Годфруа таинственно покачал головой.
– То же бывает с иными пятнами на совести,– сказал он протяжно.– Придет минута, когда нужно показать ее светлой и сияющей, подобно солнцу, смотришь, а она в ржавчинах…
Маленький Бискаец привык к меланхолическому характеру Годфруа, но ему никогда еще не случалось видеть его в таком мрачном расположении духа.
– По всему видно, друг Проповедник, что у тебя есть что-то на сердце, что тяготит его. Никогда не надо долго скрывать тайну, потому что придет день – она захочет выступить на свет сама и задушит тебя! Если бы в окрестностях можно было найти монаха, я побежал бы за ним. Исповедь облегчила бы тебя, я в этом уверен. Но, за неимением духовника, не можешь ли ты исповедаться мне, как делают это все воины, отдавая Богу душу на поле чести? Право, я буду не первым исповедником, который в шишаке и латах выслушает покаяние бравого живодера. Да и сам я, когда был смертельно ранен, призывал к себе капитана Доброе Копье для исповеди в прегрешениях! Только он не послушался меня и продолжал колотить гасконцев. О, кровопролитие было тогда ужасное!
Фламандец погрузился в глубокое размышление.

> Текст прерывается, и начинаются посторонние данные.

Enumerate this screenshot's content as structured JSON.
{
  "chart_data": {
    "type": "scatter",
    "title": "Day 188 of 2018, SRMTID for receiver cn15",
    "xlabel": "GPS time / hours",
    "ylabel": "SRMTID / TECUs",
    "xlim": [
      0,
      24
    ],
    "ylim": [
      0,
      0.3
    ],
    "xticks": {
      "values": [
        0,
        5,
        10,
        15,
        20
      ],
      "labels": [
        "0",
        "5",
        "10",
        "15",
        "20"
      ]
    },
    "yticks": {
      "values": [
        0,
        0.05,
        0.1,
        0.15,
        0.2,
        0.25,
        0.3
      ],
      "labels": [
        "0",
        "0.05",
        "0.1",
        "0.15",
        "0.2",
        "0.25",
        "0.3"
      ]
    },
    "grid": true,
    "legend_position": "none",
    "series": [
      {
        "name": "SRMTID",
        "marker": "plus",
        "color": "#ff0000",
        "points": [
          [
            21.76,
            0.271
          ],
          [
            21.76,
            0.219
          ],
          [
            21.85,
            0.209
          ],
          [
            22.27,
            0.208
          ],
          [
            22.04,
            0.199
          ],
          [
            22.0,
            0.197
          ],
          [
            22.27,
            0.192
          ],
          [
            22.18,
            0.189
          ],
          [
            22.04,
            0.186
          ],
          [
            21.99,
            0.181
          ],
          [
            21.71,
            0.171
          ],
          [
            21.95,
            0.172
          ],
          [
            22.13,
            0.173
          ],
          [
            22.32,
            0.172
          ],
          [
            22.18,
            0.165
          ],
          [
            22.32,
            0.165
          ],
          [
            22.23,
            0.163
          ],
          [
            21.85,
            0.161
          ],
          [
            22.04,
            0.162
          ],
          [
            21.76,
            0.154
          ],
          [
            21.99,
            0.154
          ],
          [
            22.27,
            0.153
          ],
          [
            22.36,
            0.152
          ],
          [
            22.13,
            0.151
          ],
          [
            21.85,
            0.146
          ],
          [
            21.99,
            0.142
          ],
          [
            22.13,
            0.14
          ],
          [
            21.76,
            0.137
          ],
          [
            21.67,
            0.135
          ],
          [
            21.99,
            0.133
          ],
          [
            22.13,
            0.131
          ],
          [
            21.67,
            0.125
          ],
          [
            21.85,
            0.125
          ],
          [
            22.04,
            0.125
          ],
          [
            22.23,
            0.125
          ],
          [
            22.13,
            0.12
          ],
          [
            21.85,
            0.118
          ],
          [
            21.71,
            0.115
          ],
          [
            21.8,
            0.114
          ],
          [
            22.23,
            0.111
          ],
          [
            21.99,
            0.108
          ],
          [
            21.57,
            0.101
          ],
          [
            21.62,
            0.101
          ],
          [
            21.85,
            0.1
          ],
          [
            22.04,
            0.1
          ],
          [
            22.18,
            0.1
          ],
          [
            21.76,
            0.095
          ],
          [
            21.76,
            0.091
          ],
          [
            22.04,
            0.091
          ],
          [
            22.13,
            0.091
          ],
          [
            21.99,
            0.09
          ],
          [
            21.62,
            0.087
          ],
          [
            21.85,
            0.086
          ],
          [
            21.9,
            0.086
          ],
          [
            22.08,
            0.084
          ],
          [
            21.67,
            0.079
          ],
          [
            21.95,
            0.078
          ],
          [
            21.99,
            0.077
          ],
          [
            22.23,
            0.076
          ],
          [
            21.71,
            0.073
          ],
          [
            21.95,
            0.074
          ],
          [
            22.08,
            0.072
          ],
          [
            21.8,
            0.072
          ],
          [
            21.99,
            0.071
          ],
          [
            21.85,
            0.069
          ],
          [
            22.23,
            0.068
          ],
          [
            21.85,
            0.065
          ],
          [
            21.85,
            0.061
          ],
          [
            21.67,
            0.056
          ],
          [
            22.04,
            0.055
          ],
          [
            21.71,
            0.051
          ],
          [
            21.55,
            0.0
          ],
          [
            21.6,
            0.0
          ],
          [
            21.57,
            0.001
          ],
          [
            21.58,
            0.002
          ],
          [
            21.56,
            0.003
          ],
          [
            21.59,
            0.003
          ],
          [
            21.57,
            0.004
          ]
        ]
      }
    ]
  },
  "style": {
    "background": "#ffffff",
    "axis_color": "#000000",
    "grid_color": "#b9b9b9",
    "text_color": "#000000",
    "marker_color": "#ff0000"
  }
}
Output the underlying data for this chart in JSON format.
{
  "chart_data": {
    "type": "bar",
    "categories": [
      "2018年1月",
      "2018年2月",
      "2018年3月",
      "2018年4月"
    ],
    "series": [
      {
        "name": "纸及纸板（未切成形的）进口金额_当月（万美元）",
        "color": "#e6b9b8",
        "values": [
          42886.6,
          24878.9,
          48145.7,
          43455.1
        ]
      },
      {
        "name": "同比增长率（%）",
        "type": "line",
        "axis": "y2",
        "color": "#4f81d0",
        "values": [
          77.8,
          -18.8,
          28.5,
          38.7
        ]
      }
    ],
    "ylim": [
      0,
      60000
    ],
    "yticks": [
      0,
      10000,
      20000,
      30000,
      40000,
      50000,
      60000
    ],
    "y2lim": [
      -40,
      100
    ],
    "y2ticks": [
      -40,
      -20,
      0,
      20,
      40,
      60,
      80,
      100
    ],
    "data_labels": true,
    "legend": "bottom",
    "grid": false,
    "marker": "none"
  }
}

– Так тому и быть, в добрый час! – сказал он наконец решительным тоном, который не совсем был свойствен его медлительному и флегматичному характеру.– Я расскажу тебе все, Маленький Бискаец, но не как духовнику – в нашей Фландрии один только священник может исполнять эту должность,– но как другу, который может помочь мне поправить зло, которое я сделал. Я считаю тебя лучше самого себя и лучше всех моих товарищей, потому что ты моложе всех нас, и готов тебе открыться. Но прежде всего ты мне должен поклясться Богом, Пречистой Девой и тем святым, которого почитаешь больше других, что исполнишь все, о чем я попрошу тебя.
– Клянусь Богом, Пречистой Девой и святым Гаспаром! – вскричал Бискаец.– Исполню. Но говори, друг Проповедник! Значит, ты совершил великое преступление…
– Может быть, я сделал и больше,– отвечал Годфруа задумчивым тоном.– И между тем ни одно не оставило по себе таких мучительных воспоминаний, как это. В течение моей жизни я не раз нарушал клятвы, крал священные сосуды, убивал врага при помощи измены, и, несмотря на то, все эти бесчисленные преступления, которые, да простит меня Господь, не принесут мне в последнюю минуту столько угрызений совести, сколько зло, сделанное мной одному невинному ребенку, которого я лишил наследства.
– Ребенку? – вскричал с удивлением Бискаец.– Черт побери, камрад, ты хочешь посмеяться надо мной!
Проповедник повелительным движением заставил его замолчать и, казалось, собирался с мыслями.
– Лет пятнадцать или двадцать назад,– начал он важным тоном,– хорошенько не могу припомнить, я был в роте копьеносцев, на службе у Эдуарда Английского, и мы беспощадно опустошали поля Гаскони. В то время как мы с английской армией стояли в Ангулеме, шпион уведомил мессира Жана Шандо, нашего начальника, что большая часть лимузенских и перигорских монастырей спрятала свои сокровища в Шаларском аббатстве, монастыре весьма знаменитом, находившемся всего только в нескольких лье от того места, где мы стояли, и что если послать туда человек двести копьеносцев, то можно будет порядком поживиться золотом, серебром и другим ценными монастырскими вещами. Сверх того, говорил он, многие знатные особы нашли убежище в этом аббатстве, и, если захватить их в плен, можно надеяться на богатый выкуп. Мессир Жан Шандо тотчас послал туда отряд, в котором был и я. Мы подошли к монастырю и были так хорошо встречены вассалами и самими монахами, что нам пришлось провести атаку по всем правилам, стоившую нам большого числа людей и времени. Это так всех нас разгорячило, что когда мы взяли приступом монастырь, то решили не давать никому пощады: все было предано огню и мечу.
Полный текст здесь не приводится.